## Import libraries

In [1]:
import numpy as np
import jax
import time
import jax.numpy as jnp
from jax.scipy.special import logsumexp

from jax import random, vmap, pmap, jit
from jax.tree_util import tree_map


from torchvision.datasets import MNIST
from torch.utils.data import DataLoader
import functools

  from .autonotebook import tqdm as notebook_tqdm


## Check for TPU devices

In [2]:
n_devices = jax.local_device_count()
print(f"Number of available devices: {n_devices}")
jax.devices()

E0419 20:20:27.064041705     231 oauth2_credentials.cc:238]            oauth_fetch: UNKNOWN:C-ares status is not ARES_SUCCESS qtype=A name=metadata.google.internal. is_balancer=0: Domain name not found {created_time:"2024-04-19T20:20:27.064025181+00:00", grpc_status:2}


Number of available devices: 8


[TpuDevice(id=0, process_index=0, coords=(0,0,0), core_on_chip=0),
 TpuDevice(id=1, process_index=0, coords=(0,0,0), core_on_chip=1),
 TpuDevice(id=2, process_index=0, coords=(1,0,0), core_on_chip=0),
 TpuDevice(id=3, process_index=0, coords=(1,0,0), core_on_chip=1),
 TpuDevice(id=4, process_index=0, coords=(0,1,0), core_on_chip=0),
 TpuDevice(id=5, process_index=0, coords=(0,1,0), core_on_chip=1),
 TpuDevice(id=6, process_index=0, coords=(1,1,0), core_on_chip=0),
 TpuDevice(id=7, process_index=0, coords=(1,1,0), core_on_chip=1)]

In [3]:
seed = 42
num_classes = 10
image_size = (28, 28)
batch_size_per_device = 128
batch_size = batch_size_per_device * n_devices

In [4]:
def custom_transform(x):
    x = np.resize(x, new_shape=image_size)
    return np.ravel(np.array(x, dtype=np.float32))
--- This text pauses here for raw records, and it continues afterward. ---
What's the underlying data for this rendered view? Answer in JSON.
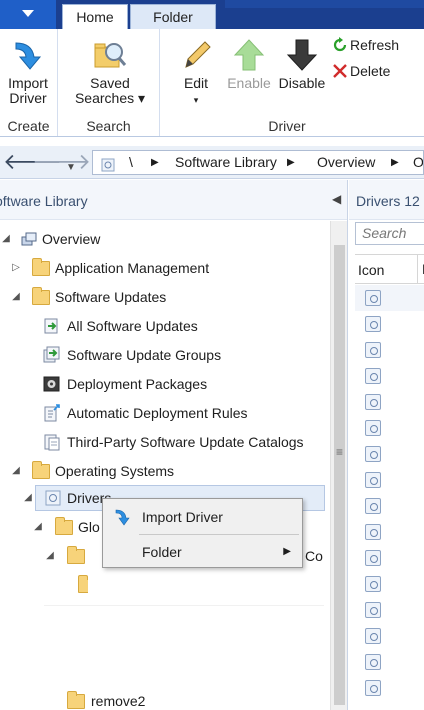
{
  "ribbon": {
    "tabs": {
      "home": "Home",
      "folder": "Folder"
    },
    "groups": {
      "create": {
        "label": "Create",
        "import_driver": {
          "line1": "Import",
          "line2": "Driver"
        }
      },
      "search": {
        "label": "Search",
        "saved_searches": {
          "line1": "Saved",
          "line2": "Searches ▾"
        }
      },
      "driver": {
        "label": "Driver",
        "edit": {
          "line1": "Edit",
          "line2": "▾"
        },
        "enable": "Enable",
        "disable": "Disable",
        "refresh": "Refresh",
        "delete": "Delete"
      }
    }
  },
  "address": {
    "root": "\\",
    "crumb1": "Software Library",
    "crumb2": "Overview",
    "crumb3": "O"
  },
  "left": {
    "title": "oftware Library",
    "tree": {
      "overview": "Overview",
      "app_mgmt": "Application Management",
      "sw_updates": "Software Updates",
      "all_sw_updates": "All Software Updates",
      "sw_update_groups": "Software Update Groups",
      "deploy_pkgs": "Deployment Packages",
      "adr": "Automatic Deployment Rules",
      "third_party": "Third-Party Software Update Catalogs",
      "os": "Operating Systems",
      "drivers": "Drivers",
      "glo": "Glo",
      "co": "Co",
      "remove2": "remove2"
    }
  },
  "right": {
    "title": "Drivers 12",
    "search_placeholder": "Search",
    "col_icon": "Icon",
    "col_next": "N"
  },
  "context_menu": {
    "import_driver": "Import Driver",
    "folder": "Folder",
    "submenu_arrow": "▶"
  },
  "colors": {
    "ribbon_tab_bar": "#1b3f8f",
    "selection": "#e3ecf8",
    "folder": "#f7d37a"
  }
}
def custom_collate_fn(batch):
    transposed_data = list(zip(*batch))

    labels = np.array(transposed_data[1])
    imgs = np.stack(transposed_data[0])

    return imgs, labels

train_dataset = MNIST(root='train_mnist', 
                      train=True, 
                      download=True, 
                      transform=custom_transform)
test_dataset = MNIST(root='test_mnist', 
                     train=False, 
                     download=True,
                     transform=custom_transform)

train_loader = DataLoader(train_dataset, 
                          batch_size, 
                          collate_fn=custom_collate_fn,
                          shuffle=True, 
                          drop_last=True)
test_loader = DataLoader(test_dataset, 
                         batch_size, 
                         collate_fn=custom_collate_fn,
                         shuffle=False, 
                         drop_last=True)

# test
batch_data = next(iter(train_loader))
imgs = batch_data[0]
lbls = batch_data[1]
print(imgs.shape, imgs[0].dtype, lbls.shape, lbls[0].dtype)

# # optimization - loading the whole dataset into memory
train_images = jnp.array(train_dataset.data).reshape(len(train_dataset), -1)
train_lbls = jnp.array(train_dataset.targets)

test_images = jnp.array(test_dataset.data).reshape(len(test_dataset), -1)
test_lbls = jnp.array(test_dataset.targets)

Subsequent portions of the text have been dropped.